As a fiction writer and an ex-perfectionist, I have a really intimate understanding of your friend's situation. I just dug myself out of it and trust me, it's a terrible combination which will lead to mediocrity. In fact, a fear of failure is quite inter-disciplinary, but I find it is especially disastrous in the arts.

Writing is hard. It is an emotional, arduous process filled with hopes and dreams. Typically, a writer will pour their entire self-worth into their work, and if it fails to achieve the status or effect that was intended, then the "logical" explanation is that they are failures. Writers are paradoxically the proudest and most self-conscious people. However, this mindset is destructive and counter-creative.

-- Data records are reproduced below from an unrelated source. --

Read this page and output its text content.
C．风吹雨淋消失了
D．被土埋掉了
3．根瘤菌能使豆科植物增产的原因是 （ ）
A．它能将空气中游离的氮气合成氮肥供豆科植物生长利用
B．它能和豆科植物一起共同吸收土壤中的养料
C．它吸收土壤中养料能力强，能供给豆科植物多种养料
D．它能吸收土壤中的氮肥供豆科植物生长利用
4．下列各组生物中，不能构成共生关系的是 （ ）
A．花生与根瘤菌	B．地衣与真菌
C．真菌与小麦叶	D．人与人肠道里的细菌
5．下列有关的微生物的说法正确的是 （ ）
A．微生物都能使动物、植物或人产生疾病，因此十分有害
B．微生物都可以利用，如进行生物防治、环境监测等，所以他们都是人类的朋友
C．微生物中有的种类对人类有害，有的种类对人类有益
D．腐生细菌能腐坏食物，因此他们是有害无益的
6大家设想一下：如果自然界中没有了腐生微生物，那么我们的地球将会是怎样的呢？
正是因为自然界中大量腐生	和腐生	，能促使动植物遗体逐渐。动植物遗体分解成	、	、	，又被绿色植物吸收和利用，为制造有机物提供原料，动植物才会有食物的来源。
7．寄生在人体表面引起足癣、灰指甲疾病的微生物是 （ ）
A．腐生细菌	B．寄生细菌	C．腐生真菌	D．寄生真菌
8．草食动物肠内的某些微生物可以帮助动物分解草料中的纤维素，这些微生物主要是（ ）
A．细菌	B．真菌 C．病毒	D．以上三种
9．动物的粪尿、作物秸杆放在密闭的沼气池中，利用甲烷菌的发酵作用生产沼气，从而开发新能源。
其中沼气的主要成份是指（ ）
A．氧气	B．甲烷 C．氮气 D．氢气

Writers must be able to objectively separate their worth from their reader's perception of their work. Your friend seems to be seriously struggling with this problem. Abandoning an entire project because of a few problems! How many opportunities has he missed because of that fatalistic perspective? Writing is not a discrete event. It's a continuous iterative process. It relies on months of re-writing drafts, tweaking characters, revising until your eyes bleed. Nobody ever writes a perfect novel in one draft. Not Rowling, not Tolkien, not Martin. Nor Fitzgerald, nor Orwell, nor Faulkner. The greatest writers sometimes re-write their stories 30+ times. That is how the industry works, like it or not.

If your friend can't understand that reality, then there is nothing more you can do on your end, except continue to offer constructive criticism and reinforcing the positives of his work. As long as you give criticism with the intent of helping him improve his work, then you are being a perfect reader--please don't be gentle. It's horrible advice. A real publisher and editor will not be gentle. They will be blunt and heartless. You will get your printed manuscript back with entire pages circled, labelled "Yawn... useless, remove it". It took me a while to finally figure out that I am not perfect, that I make mistakes, but I can also fix them to produce a piece which is even better. A writer must be prepared for difficulty and sharp criticism. Then after digesting it, they have to buckle down and revise. This is the blight of the writer.

Now, what to do. First, if he does not already have a workshop, I would advise him to look for writers' workshops near him. These are a necessary tool and incredibly helpful for helping a writer understand the process of writing and receiving feedback. Then, I would start with the positives. Try to touch upon big literary terms such as: plot pacing, character development, tone, diction and style (does he write flowery, intricate sentences, or terse, matter-of-a-fact sentences? Compliment his style, writers like to hear that), etc. Whenever you give feedback (to anyone in any situation), the positives always offset any potential negativity from your feedback. Let's say the novel had strong pacing, solid characters, with a rough and tumble tone to it. I would start like this (I am bolding words and phrases which are both common in writing feedback, and good ways to sound objective but still descriptive):

This was an exciting read, you yet again prove you have a strong grasp on narrative and realistic world-building. Larry, the protagonist, was really well developed. His arch was also satisfying, I could identify with him well. The dialogue also felt natural, especially Larry's femme fatale, who you did a good job making into a mysterious erotic character. In fact, reading about all the characters was a pleasure.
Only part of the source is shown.